Change is part of life and should be embraced, right? Evolution is part of each one of us and we hope that our internal growth keeps up with our external change. Then why do I feel so crappie about it?!
There is something that someone commented “anonymously” on the blog after I wrote my post about my sister…and I can’t stop thinking about it. They wrote simply “please write more like you used to.” That’s it. No explanation, no details, no reference as to what the HELL she meant by “used to.” Here I finish a beautiful story and tribute to my little sister’s work on social CHANGE and she’s asking me to be more “like I used to.” AHHHH!
This is going to drive me crazy. I looked back at my posts from the previous year, searching for insight. I found some. Yes, indeed my posts have changed. I didn’t intend on changing the tone or the content, but my life DID change.

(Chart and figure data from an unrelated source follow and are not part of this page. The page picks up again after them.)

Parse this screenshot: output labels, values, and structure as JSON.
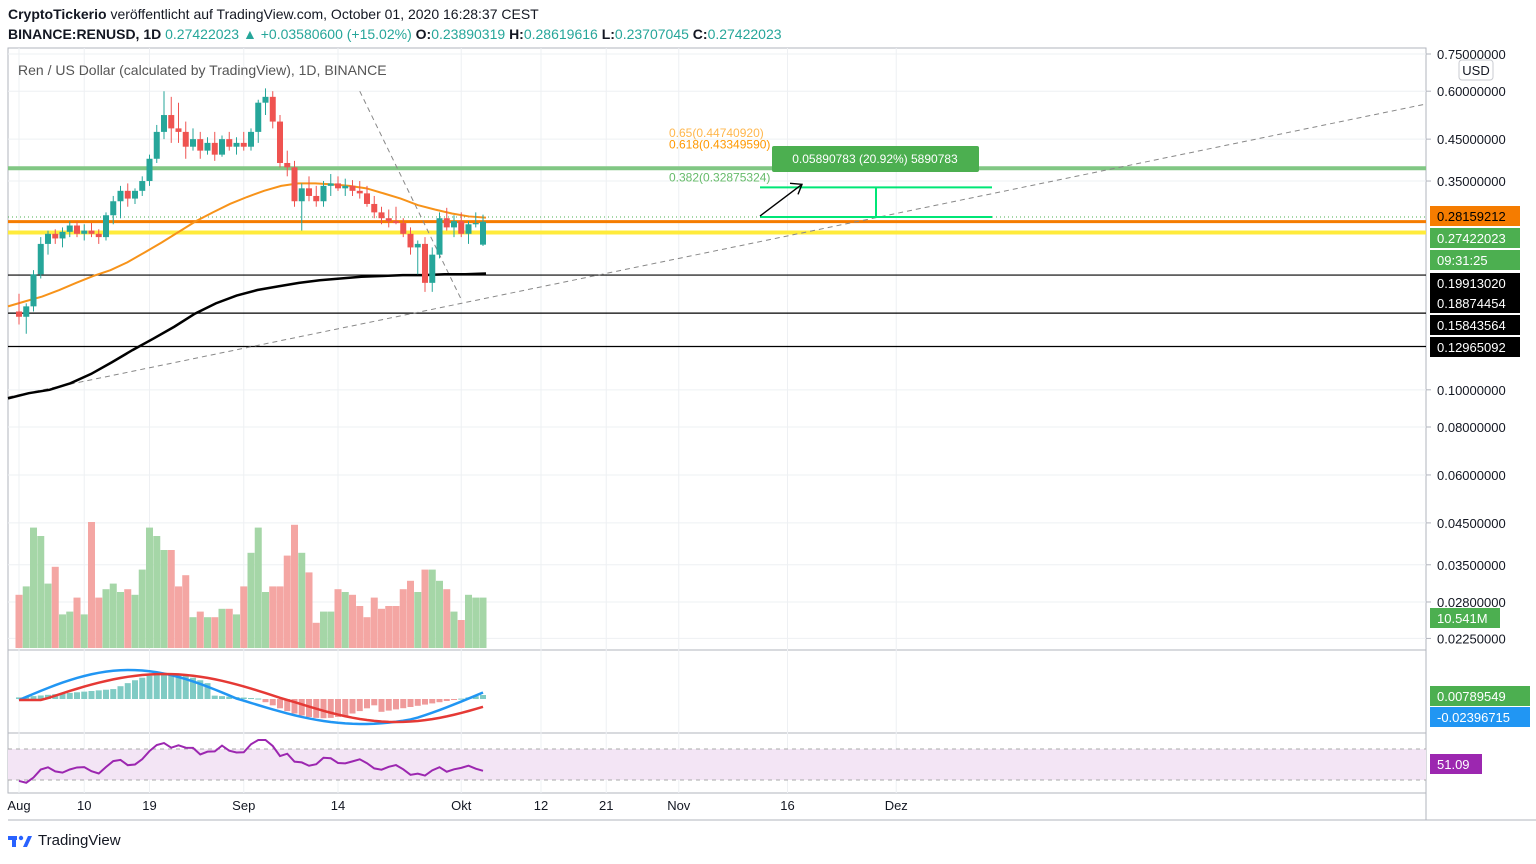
{
  "header": {
    "author": "CryptoTickerio",
    "published": "veröffentlicht auf TradingView.com, October 01, 2020 16:28:37 CEST",
    "symbol": "BINANCE:RENUSD, 1D",
    "last": "0.27422023",
    "change": "▲ +0.03580600 (+15.02%)",
    "o_label": "O:",
    "o": "0.23890319",
    "h_label": "H:",
    "h": "0.28619616",
    "l_label": "L:",
    "l": "0.23707045",
    "c_label": "C:",
    "c": "0.27422023"
  },
  "chart_title": "Ren / US Dollar (calculated by TradingView), 1D, BINANCE",
  "currency": "USD",
  "colors": {
    "up": "#26a69a",
    "down": "#ef5350",
    "ma_orange": "#f7931a",
    "ma_black": "#000000",
    "level_orange": "#f57c00",
    "level_yellow": "#ffeb3b",
    "level_green": "#66bb6a",
    "macd_blue": "#2196f3",
    "signal_red": "#e53935",
    "rsi": "#9c27b0",
    "fib": "#ff9800",
    "fib_green": "#4caf50"
  },
  "footer": {
    "brand": "TradingView"
  },
  "chart_data": {
    "type": "candlestick",
    "title": "Ren / US Dollar (calculated by TradingView), 1D, BINANCE",
    "yscale": "log",
    "price_ticks": [
      "0.75000000",
      "0.60000000",
      "0.45000000",
      "0.35000000",
      "0.10000000",
      "0.08000000",
      "0.06000000",
      "0.04500000",
      "0.03500000",
      "0.02800000",
      "0.02250000"
    ],
    "price_tick_values": [
      0.75,
      0.6,
      0.45,
      0.35,
      0.1,
      0.08,
      0.06,
      0.045,
      0.035,
      0.028,
      0.0225
    ],
    "x_ticks": [
      "Aug",
      "10",
      "19",
      "Sep",
      "14",
      "Okt",
      "12",
      "21",
      "Nov",
      "16",
      "Dez"
    ],
    "x_tick_day_index": [
      0,
      9,
      18,
      31,
      44,
      61,
      72,
      81,
      91,
      106,
      121
    ],
    "ylim": [
      0.0215,
      0.75
    ],
    "price_labels": [
      {
        "text": "0.28159212",
        "value": 0.28159212,
        "style": "orange"
      },
      {
        "text": "0.27422023",
        "value": 0.27422023,
        "style": "green"
      },
      {
        "text": "09:31:25",
        "value": 0.2575,
        "style": "green"
      },
      {
        "text": "0.19913020",
        "value": 0.1991302,
        "style": "black"
      },
      {
        "text": "0.18874454",
        "value": 0.18874454,
        "style": "black"
      },
      {
        "text": "0.15843564",
        "value": 0.15843564,
        "style": "black"
      },
      {
        "text": "0.12965092",
        "value": 0.12965092,
        "style": "black"
      }
    ],
    "horizontal_levels": [
      {
        "value": 0.378,
        "color": "green"
      },
      {
        "value": 0.282,
        "color": "orange_dotted"
      },
      {
        "value": 0.2743,
        "color": "orange"
      },
      {
        "value": 0.257,
        "color": "yellow"
      },
      {
        "value": 0.1991,
        "color": "black"
      },
      {
        "value": 0.1584,
        "color": "black"
      },
      {
        "value": 0.1297,
        "color": "black"
      }
    ],
    "fib_labels": [
      {
        "text": "0.618(0.43349590)",
        "value": 0.4335
      },
      {
        "text": "0.65(0.44740920)",
        "value": 0.4474
      },
      {
        "text": "0.382(0.32875324)",
        "value": 0.3288
      }
    ],
    "measure_label": "0.05890783 (20.92%) 5890783",
    "candles": [
      [
        0.16,
        0.178,
        0.148,
        0.155
      ],
      [
        0.155,
        0.168,
        0.14,
        0.165
      ],
      [
        0.165,
        0.205,
        0.16,
        0.2
      ],
      [
        0.2,
        0.25,
        0.195,
        0.24
      ],
      [
        0.24,
        0.26,
        0.225,
        0.255
      ],
      [
        0.255,
        0.262,
        0.24,
        0.248
      ],
      [
        0.248,
        0.265,
        0.235,
        0.258
      ],
      [
        0.258,
        0.275,
        0.25,
        0.268
      ],
      [
        0.268,
        0.275,
        0.25,
        0.255
      ],
      [
        0.255,
        0.27,
        0.245,
        0.26
      ],
      [
        0.26,
        0.272,
        0.25,
        0.255
      ],
      [
        0.255,
        0.262,
        0.24,
        0.25
      ],
      [
        0.25,
        0.29,
        0.245,
        0.285
      ],
      [
        0.285,
        0.32,
        0.27,
        0.31
      ],
      [
        0.31,
        0.34,
        0.28,
        0.33
      ],
      [
        0.33,
        0.345,
        0.3,
        0.315
      ],
      [
        0.315,
        0.335,
        0.305,
        0.33
      ],
      [
        0.33,
        0.36,
        0.32,
        0.35
      ],
      [
        0.35,
        0.41,
        0.34,
        0.4
      ],
      [
        0.4,
        0.49,
        0.39,
        0.47
      ],
      [
        0.47,
        0.6,
        0.45,
        0.52
      ],
      [
        0.52,
        0.58,
        0.44,
        0.48
      ],
      [
        0.48,
        0.56,
        0.44,
        0.47
      ],
      [
        0.47,
        0.5,
        0.4,
        0.43
      ],
      [
        0.43,
        0.48,
        0.42,
        0.45
      ],
      [
        0.45,
        0.47,
        0.4,
        0.42
      ],
      [
        0.42,
        0.455,
        0.41,
        0.44
      ],
      [
        0.44,
        0.47,
        0.395,
        0.41
      ],
      [
        0.41,
        0.46,
        0.405,
        0.45
      ],
      [
        0.45,
        0.47,
        0.42,
        0.43
      ],
      [
        0.43,
        0.455,
        0.41,
        0.44
      ],
      [
        0.44,
        0.47,
        0.42,
        0.43
      ],
      [
        0.43,
        0.48,
        0.42,
        0.47
      ],
      [
        0.47,
        0.57,
        0.44,
        0.56
      ],
      [
        0.56,
        0.61,
        0.52,
        0.58
      ],
      [
        0.58,
        0.6,
        0.48,
        0.5
      ],
      [
        0.5,
        0.52,
        0.38,
        0.39
      ],
      [
        0.39,
        0.42,
        0.36,
        0.38
      ],
      [
        0.38,
        0.395,
        0.3,
        0.31
      ],
      [
        0.31,
        0.345,
        0.26,
        0.335
      ],
      [
        0.335,
        0.36,
        0.31,
        0.32
      ],
      [
        0.32,
        0.34,
        0.3,
        0.31
      ],
      [
        0.31,
        0.35,
        0.3,
        0.34
      ],
      [
        0.34,
        0.365,
        0.32,
        0.345
      ],
      [
        0.345,
        0.36,
        0.33,
        0.335
      ],
      [
        0.335,
        0.355,
        0.32,
        0.34
      ],
      [
        0.34,
        0.352,
        0.32,
        0.33
      ],
      [
        0.33,
        0.35,
        0.315,
        0.325
      ],
      [
        0.325,
        0.34,
        0.3,
        0.305
      ],
      [
        0.305,
        0.32,
        0.28,
        0.29
      ],
      [
        0.29,
        0.3,
        0.27,
        0.28
      ],
      [
        0.28,
        0.295,
        0.265,
        0.275
      ],
      [
        0.275,
        0.3,
        0.27,
        0.272
      ],
      [
        0.272,
        0.28,
        0.25,
        0.255
      ],
      [
        0.255,
        0.265,
        0.225,
        0.235
      ],
      [
        0.235,
        0.245,
        0.2,
        0.24
      ],
      [
        0.24,
        0.25,
        0.18,
        0.19
      ],
      [
        0.19,
        0.235,
        0.18,
        0.225
      ],
      [
        0.225,
        0.29,
        0.22,
        0.28
      ],
      [
        0.28,
        0.298,
        0.26,
        0.265
      ],
      [
        0.265,
        0.285,
        0.25,
        0.275
      ],
      [
        0.275,
        0.29,
        0.25,
        0.255
      ],
      [
        0.255,
        0.275,
        0.24,
        0.27
      ],
      [
        0.27,
        0.29,
        0.265,
        0.272
      ],
      [
        0.23890319,
        0.28619616,
        0.23707045,
        0.27422023
      ]
    ],
    "ma50": [
      0.165,
      0.17,
      0.175,
      0.182,
      0.19,
      0.198,
      0.205,
      0.215,
      0.228,
      0.242,
      0.258,
      0.275,
      0.29,
      0.305,
      0.318,
      0.33,
      0.34,
      0.345,
      0.345,
      0.343,
      0.34,
      0.335,
      0.325,
      0.315,
      0.303,
      0.295,
      0.288,
      0.283,
      0.281
    ],
    "ma200": [
      0.095,
      0.098,
      0.1,
      0.104,
      0.11,
      0.118,
      0.127,
      0.136,
      0.146,
      0.158,
      0.168,
      0.176,
      0.182,
      0.186,
      0.19,
      0.193,
      0.195,
      0.197,
      0.198,
      0.199,
      0.199,
      0.2,
      0.2,
      0.201
    ],
    "volume": {
      "values": [
        0.38,
        0.44,
        0.86,
        0.8,
        0.46,
        0.58,
        0.24,
        0.26,
        0.36,
        0.24,
        0.9,
        0.36,
        0.42,
        0.46,
        0.4,
        0.42,
        0.38,
        0.56,
        0.86,
        0.8,
        0.7,
        0.7,
        0.44,
        0.52,
        0.22,
        0.26,
        0.22,
        0.22,
        0.28,
        0.28,
        0.24,
        0.44,
        0.68,
        0.86,
        0.4,
        0.44,
        0.44,
        0.66,
        0.88,
        0.68,
        0.54,
        0.18,
        0.26,
        0.26,
        0.42,
        0.4,
        0.38,
        0.3,
        0.22,
        0.36,
        0.28,
        0.3,
        0.3,
        0.42,
        0.48,
        0.4,
        0.56,
        0.56,
        0.48,
        0.42,
        0.26,
        0.2,
        0.38,
        0.36,
        0.36,
        0.36
      ],
      "last_label": "10.541M"
    },
    "macd": {
      "hist_label": "0.00789549",
      "macd_label": "-0.02396715"
    },
    "rsi": {
      "label": "51.09"
    }
  }
}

I moved from Park Slope, lost my father and had another baby...in that order. WOW, did things change. Maybe now I am less critical of others, less consumed by the difference between me and “them,” and more accepting of others choice in shoes (hehehe). In addition, the move from Park Slope to Rochester made me feel less of an outsider and more of an insider. Feeling less threatened, I was able to wear my glamour more confidently. That changed the way that I perceived the world around me and actually has made it more difficult to point out the idiosyncrasies in my OWN hometown. I know too many people (and their mothers) to piss people off! Ha!
But I do owe it to those who have followed me since Park Slope to reconnect with my inner Fabulousness and be secure enough to know that people will embrace the nuttiness that drives my writing without judgment.
So in the spirit of all that is gaudy, sparkly, overdone and overpriced, I will poke fun at the local grocer, insist on better stores at the Mall, and motivate Rochester to put away their clogs and buy a pair of stilettos.